I was well on my way to a “Bah! Humbug!” Christmas season. It started in July. For some reason, July marks the beginning of my thoughts of Christmas for I know that soon Christmas will begin showing up in department stores long before the last rose of summer has faded. July is also the tipping point towards the end of another year. The negative feelings within me continued to escalate; and when the Christmas ads began in earnest on TV in November, I was completely disheartened by all the secularism and merchants pushing to make their annual sales quotas. This year the total lack of any reference to “the reason for the season” was pervasive and I was very disheartened. As far as I was concerned, Christmas with all the hype could be cancelled and I would not miss it at all!
In my humanity, I thought if I were God, how would I want my son’s birthday commemorated? Certainly the birth of Him Who is my Savior is worthy of celebration but what is a fitting commemoration? I am not sure I have a clear answer to that question even yet.
It seems to me that so many of the traditions of Christmas that were well-intentioned initially have now become distractions. Take the giving of gifts for instance. Because the wise men brought gifts to Jesus, we now give gifts to one another. Many a sermon has been preached on the significance of the gold, frankincense and myrrh. These were wonderful gifts to a babe born into difficult circumstances. At the time of his birth, he had no home, no clothes – nothing but a manger bed. Today we are cursed with abundance and that makes gift giving difficult. The time we spend at shopping malls or on the internet searching for that perfect gift draws our hearts away from our Christ who was (is) the perfect gift.
Things began to turn in my heart when I attended my church’s annual Christmas concert, an event geared to the community.
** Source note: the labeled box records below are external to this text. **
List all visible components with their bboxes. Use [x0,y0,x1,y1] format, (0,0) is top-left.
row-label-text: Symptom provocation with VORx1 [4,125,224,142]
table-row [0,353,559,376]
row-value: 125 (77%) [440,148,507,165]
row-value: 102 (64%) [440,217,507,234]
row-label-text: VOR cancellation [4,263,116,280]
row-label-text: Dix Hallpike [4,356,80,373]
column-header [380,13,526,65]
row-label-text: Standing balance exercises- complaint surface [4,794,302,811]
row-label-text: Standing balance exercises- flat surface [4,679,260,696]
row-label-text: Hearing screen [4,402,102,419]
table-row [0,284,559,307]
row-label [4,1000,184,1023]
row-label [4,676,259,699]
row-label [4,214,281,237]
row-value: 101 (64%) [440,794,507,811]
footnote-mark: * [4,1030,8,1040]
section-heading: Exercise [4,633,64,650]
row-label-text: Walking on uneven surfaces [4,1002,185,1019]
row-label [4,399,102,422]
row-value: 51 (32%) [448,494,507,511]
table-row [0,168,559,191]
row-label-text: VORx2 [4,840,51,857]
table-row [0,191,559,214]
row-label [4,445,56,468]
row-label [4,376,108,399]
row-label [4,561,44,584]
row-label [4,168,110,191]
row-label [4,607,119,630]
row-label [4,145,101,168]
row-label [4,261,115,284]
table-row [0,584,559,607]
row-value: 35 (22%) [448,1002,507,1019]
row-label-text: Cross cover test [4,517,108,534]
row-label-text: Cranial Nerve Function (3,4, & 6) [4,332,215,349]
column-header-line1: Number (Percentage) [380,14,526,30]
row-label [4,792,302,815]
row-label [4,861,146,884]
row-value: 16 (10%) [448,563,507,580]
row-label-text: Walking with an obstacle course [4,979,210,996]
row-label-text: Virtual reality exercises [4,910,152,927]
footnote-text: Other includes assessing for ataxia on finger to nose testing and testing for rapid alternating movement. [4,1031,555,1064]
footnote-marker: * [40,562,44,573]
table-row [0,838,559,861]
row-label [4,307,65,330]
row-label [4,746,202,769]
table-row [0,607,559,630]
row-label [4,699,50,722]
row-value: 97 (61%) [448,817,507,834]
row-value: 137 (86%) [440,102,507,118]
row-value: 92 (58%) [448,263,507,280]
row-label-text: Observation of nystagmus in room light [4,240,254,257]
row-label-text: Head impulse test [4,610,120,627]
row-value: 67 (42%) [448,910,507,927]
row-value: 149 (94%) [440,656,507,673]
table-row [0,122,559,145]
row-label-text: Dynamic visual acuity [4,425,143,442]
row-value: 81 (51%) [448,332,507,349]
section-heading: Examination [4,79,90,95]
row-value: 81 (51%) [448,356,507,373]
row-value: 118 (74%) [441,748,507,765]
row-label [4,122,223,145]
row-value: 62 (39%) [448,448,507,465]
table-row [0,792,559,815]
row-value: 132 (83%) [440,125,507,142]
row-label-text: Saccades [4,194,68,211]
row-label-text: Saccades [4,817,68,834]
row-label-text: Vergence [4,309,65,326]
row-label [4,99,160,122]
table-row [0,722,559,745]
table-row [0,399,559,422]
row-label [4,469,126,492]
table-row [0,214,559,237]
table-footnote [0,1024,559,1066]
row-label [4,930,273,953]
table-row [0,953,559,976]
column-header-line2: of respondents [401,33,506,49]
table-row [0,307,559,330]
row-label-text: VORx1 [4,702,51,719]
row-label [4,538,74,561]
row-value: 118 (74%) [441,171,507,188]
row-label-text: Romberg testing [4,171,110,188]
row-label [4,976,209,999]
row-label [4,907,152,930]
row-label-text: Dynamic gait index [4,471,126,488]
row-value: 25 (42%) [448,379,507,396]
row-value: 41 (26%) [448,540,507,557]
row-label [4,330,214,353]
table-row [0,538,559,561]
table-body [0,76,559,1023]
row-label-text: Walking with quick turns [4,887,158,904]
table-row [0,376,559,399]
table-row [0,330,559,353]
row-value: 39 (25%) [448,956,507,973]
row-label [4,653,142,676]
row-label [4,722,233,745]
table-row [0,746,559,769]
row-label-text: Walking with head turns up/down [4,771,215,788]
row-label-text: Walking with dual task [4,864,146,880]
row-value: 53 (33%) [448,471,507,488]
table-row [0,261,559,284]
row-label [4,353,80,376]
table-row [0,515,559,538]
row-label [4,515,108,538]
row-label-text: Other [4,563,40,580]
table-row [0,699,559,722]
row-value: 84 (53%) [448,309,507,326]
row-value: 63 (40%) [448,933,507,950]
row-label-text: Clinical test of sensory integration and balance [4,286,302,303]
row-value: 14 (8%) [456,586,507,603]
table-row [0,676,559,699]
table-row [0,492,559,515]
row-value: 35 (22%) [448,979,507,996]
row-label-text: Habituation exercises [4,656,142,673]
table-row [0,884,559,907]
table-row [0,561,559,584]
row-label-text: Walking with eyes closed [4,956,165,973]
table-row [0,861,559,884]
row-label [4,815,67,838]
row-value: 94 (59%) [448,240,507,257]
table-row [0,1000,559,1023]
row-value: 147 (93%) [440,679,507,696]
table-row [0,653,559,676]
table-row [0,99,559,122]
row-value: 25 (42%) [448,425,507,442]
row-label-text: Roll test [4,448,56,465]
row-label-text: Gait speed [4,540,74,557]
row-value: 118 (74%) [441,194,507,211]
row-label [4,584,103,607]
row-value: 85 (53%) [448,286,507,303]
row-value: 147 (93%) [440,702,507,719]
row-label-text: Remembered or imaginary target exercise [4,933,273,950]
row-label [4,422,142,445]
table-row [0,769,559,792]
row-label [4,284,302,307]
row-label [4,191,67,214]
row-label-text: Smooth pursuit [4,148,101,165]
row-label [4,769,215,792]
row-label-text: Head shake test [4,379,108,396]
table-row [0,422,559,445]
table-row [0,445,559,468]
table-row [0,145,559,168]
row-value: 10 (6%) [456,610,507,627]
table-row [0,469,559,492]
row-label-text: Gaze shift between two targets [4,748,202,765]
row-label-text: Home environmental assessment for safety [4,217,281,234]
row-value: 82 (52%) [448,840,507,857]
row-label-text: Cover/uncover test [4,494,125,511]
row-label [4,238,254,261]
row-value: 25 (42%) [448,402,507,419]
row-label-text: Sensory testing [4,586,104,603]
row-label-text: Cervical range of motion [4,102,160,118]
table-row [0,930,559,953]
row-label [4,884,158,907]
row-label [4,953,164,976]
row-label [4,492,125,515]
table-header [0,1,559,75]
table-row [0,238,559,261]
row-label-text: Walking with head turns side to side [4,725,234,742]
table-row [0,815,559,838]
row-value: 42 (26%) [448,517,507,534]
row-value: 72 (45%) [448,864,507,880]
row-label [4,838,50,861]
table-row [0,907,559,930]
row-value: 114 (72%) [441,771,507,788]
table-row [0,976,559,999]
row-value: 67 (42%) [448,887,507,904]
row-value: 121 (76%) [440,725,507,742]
This year the program was very simple but powerful in its message to me. The beautiful music warmed my heart; the powerful reading of appropriate Scriptures rekindled hope; and the artful delivery of the shepherd’s story brought to life a touching perspective. My heart was turned to Christ, and now I could truly enjoy this season.
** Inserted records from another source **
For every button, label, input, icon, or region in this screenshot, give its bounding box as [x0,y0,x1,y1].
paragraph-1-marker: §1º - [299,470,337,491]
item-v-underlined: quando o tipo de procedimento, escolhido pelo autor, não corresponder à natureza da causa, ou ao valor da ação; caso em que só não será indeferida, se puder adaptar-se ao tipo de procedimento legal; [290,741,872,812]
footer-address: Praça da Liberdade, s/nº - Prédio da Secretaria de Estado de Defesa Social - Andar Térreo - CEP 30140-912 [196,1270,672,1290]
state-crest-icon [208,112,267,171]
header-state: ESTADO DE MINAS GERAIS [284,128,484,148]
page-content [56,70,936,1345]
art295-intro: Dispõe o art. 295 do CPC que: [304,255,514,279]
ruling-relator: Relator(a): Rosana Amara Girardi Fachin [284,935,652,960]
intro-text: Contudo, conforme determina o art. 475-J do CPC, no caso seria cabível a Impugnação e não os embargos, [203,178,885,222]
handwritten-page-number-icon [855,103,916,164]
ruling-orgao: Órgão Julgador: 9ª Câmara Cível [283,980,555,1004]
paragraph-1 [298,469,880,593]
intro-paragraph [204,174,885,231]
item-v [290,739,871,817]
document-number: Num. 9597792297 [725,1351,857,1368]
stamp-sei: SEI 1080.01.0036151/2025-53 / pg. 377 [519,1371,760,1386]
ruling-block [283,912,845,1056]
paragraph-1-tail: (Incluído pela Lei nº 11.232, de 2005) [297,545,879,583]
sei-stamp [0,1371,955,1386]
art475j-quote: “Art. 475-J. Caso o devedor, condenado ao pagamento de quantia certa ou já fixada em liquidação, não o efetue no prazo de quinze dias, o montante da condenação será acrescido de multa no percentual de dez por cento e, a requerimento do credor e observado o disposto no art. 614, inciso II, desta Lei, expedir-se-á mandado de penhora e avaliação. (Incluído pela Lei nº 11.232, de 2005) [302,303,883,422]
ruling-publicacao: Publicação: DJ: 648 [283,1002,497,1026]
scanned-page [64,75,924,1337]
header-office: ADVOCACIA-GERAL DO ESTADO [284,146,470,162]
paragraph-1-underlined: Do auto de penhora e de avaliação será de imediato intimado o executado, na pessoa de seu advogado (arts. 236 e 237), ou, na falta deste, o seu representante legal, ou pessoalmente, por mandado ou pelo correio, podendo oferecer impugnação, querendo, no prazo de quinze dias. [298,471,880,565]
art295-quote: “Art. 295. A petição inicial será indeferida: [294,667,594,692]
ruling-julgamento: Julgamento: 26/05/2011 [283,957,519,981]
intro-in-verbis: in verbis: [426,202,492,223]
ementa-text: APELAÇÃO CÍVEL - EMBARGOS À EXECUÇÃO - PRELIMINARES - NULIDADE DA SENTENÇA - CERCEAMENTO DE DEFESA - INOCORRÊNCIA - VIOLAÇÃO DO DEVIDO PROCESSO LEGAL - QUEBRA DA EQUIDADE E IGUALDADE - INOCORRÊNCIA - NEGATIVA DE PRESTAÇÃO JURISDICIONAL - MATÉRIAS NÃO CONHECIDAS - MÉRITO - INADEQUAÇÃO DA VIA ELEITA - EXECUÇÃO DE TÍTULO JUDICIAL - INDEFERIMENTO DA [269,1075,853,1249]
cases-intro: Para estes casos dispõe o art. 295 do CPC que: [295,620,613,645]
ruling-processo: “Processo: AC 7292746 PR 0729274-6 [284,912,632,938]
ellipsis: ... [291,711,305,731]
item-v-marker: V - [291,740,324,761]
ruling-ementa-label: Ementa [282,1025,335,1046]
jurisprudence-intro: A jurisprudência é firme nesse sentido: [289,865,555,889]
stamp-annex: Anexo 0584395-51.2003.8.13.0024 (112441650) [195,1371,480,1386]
There was conviction of sin in this process as well. I had to confess that I had allowed the world to dictate my thoughts and attitudes and to influence my enjoyment of the season. God graciously and tenderly plowed my heart and helped me refocus on what a wonderful gift was given to me when Christ was born. So, with great joy and rejoicing I send greetings to each of my readers and pray God will set in your heart a refocus on Christ and why he had to come into this sin-cursed world. “What shall I give him? Give him my heart.”
Merry Christmas! The Lord be praised!